Good luck on your maiden.
Sep 04, 2007, 12:57 AM
BEC
BEC
Registered User
BEC's Avatar
OK - my Mud Bug is officially an airplane. I got about 12 minutes on it in the cul-de-sac late this afternoon. The extra weight and drag on the same power as the DB or Lil' SQuiRT is noticeable in that it will only loop early in the charge. But it handles very nicely and will slow way way down - so the extra wing area works. I shot a few bounce-bounce-bounce and goes and did bend the axle in spite of the 1/32 music wire inside the aluminum tube. I think a .06 carbon rod would be the hot setup or maybe better fiberglass (more flexible/forgiving).

ROGs from the pavement in 10-15 feet. Once I launched it off the roof of my car (old Mazda hatchback) and it sagged a little before starting to climb. I often launch the DiddleBug off the canopy of my little pickup.

It will do a decent rudder roll (on a 45 degree downline ) and unlike the DB or LS there is no wing flutter when I do it.

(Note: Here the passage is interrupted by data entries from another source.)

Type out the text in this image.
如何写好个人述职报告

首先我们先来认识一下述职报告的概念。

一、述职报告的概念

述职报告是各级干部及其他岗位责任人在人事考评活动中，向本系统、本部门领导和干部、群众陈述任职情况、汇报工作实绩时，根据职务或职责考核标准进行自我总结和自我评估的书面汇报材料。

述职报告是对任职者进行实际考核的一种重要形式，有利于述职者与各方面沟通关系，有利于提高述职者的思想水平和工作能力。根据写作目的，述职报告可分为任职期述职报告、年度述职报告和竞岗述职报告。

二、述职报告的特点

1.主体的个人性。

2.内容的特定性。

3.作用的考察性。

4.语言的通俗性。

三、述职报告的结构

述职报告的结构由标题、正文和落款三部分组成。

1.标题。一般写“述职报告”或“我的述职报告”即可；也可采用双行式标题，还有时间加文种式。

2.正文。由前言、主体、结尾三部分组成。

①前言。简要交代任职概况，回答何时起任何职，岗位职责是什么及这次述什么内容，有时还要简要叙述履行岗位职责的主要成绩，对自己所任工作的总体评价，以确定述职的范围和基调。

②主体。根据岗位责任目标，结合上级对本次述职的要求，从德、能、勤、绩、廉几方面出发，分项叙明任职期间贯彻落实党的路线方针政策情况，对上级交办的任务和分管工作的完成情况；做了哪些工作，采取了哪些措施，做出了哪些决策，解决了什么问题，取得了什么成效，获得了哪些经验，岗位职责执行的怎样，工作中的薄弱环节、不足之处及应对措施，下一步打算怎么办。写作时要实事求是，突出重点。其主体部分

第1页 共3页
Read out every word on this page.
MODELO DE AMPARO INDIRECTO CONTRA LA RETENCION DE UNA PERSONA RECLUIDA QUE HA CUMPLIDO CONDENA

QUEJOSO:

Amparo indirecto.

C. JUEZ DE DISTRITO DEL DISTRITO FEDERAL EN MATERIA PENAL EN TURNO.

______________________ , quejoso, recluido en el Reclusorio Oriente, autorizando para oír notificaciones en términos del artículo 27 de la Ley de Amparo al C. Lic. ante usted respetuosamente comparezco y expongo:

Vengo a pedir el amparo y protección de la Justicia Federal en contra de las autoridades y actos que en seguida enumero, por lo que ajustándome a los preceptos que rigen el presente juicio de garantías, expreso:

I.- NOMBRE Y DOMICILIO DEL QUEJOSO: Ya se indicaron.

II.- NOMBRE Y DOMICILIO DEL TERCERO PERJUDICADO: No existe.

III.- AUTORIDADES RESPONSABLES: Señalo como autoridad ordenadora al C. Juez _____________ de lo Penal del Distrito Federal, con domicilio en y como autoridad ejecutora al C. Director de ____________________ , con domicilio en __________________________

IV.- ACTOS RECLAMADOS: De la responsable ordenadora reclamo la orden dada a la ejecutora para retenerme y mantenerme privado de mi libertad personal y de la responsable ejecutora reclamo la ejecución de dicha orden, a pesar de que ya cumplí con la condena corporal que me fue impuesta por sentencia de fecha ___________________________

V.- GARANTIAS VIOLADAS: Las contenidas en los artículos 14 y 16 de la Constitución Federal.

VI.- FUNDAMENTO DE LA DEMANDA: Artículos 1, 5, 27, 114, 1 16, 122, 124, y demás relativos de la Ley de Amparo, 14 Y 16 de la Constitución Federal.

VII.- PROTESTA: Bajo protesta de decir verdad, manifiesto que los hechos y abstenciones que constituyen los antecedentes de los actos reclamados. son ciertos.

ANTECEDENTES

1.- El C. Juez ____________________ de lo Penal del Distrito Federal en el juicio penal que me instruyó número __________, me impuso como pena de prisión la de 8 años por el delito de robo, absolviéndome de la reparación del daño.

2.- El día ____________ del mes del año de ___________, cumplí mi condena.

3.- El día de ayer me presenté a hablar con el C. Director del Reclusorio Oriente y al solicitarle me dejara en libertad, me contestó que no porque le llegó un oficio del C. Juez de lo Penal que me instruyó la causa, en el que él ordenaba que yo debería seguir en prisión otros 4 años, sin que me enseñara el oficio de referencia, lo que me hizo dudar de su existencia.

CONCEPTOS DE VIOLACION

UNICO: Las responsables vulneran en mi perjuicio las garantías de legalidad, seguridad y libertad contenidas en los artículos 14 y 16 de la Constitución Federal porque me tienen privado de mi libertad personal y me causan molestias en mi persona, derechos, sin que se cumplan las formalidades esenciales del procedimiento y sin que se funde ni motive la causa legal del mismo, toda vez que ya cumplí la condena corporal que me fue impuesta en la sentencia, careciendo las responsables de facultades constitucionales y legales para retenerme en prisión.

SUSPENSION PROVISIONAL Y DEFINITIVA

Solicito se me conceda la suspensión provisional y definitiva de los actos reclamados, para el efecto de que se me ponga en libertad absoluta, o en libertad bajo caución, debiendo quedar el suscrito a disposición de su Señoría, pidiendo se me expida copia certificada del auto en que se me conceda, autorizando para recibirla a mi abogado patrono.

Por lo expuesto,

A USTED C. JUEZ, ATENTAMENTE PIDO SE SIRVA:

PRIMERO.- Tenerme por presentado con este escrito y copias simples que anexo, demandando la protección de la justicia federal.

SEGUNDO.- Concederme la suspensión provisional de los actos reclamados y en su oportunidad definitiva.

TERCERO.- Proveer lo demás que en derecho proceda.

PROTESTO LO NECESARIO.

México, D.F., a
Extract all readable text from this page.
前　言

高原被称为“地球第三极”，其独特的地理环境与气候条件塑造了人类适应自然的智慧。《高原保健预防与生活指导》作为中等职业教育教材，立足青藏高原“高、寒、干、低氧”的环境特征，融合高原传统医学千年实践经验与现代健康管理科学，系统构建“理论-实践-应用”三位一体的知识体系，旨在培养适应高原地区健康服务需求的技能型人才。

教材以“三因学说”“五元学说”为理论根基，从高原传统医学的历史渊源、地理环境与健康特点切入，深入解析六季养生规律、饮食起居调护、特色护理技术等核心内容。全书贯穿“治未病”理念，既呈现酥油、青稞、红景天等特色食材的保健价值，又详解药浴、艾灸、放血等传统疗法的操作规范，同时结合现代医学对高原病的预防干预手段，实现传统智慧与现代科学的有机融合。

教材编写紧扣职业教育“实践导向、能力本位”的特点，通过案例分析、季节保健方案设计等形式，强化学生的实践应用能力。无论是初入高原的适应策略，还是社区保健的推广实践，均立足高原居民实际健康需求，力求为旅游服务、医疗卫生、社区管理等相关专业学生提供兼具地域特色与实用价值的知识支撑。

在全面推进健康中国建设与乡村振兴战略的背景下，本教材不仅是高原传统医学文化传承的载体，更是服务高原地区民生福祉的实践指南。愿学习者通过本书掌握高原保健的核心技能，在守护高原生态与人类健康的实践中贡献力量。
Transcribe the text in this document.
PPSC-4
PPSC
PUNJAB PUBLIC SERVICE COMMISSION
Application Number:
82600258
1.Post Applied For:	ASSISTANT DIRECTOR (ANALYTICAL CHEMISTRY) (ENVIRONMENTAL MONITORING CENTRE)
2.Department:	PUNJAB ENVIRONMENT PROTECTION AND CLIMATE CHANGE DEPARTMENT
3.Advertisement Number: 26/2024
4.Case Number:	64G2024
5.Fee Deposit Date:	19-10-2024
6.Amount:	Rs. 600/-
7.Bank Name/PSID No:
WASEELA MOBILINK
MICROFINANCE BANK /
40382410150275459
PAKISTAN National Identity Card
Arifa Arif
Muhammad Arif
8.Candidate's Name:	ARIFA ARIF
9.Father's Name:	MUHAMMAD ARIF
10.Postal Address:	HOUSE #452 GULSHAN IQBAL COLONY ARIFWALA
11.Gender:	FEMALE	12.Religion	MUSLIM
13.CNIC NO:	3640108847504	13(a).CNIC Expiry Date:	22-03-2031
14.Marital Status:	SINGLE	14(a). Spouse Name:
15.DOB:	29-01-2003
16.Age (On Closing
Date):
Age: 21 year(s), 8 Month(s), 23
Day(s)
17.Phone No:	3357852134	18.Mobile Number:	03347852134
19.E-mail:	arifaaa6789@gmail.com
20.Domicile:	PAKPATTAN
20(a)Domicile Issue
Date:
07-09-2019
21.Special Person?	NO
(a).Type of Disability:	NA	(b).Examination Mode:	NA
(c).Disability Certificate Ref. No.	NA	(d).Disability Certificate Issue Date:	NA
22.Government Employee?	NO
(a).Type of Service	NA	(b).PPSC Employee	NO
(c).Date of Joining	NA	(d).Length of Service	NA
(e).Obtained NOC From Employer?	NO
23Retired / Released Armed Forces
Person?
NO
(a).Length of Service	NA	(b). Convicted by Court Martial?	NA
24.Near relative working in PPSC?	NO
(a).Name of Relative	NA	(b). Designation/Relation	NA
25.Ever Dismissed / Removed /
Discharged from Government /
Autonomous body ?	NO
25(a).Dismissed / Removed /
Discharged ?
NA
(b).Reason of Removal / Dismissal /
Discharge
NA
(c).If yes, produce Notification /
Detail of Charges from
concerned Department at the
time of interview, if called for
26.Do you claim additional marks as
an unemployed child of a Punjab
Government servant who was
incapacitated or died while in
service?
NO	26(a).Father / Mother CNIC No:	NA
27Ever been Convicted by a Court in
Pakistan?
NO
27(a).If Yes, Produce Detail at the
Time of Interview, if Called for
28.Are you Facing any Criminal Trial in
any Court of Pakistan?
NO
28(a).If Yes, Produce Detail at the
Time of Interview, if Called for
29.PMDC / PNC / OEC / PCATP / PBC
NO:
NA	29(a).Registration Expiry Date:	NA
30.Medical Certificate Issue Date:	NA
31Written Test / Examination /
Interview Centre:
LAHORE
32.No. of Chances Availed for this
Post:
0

Full inventory of equipment for those keeping track:

MikroDesigns SPF-5-ESC with MikroTenna (a short receiver antenna), two Cirrus CS 101 (4g) servos. Power system from SA (GWS LPS-B2C-C, GWS 7x6 RS prop, small spinner). Battery is ETec-250 that's a couple of years old (I first got 'em for my DiddleBug when it was new). I only put a couple of really light coats of sealer on this one (my other two "diddle" planes are bare wood and have held up fine). Covering is SoLite dark blue on wings, yellow on tail. I am using the No. 5 Trexlers for the mains.

I'd have flown it some more but was in a hurry to go off and put my Switchback up for the first time in a long while and I can't do that in the cul-de-sac.

By the way, I enjoyed the video and I have a couple of questions about that - mainly what settings did you use for exporting the .mov file from iMovie to get a 5+ minute video under 9 MB?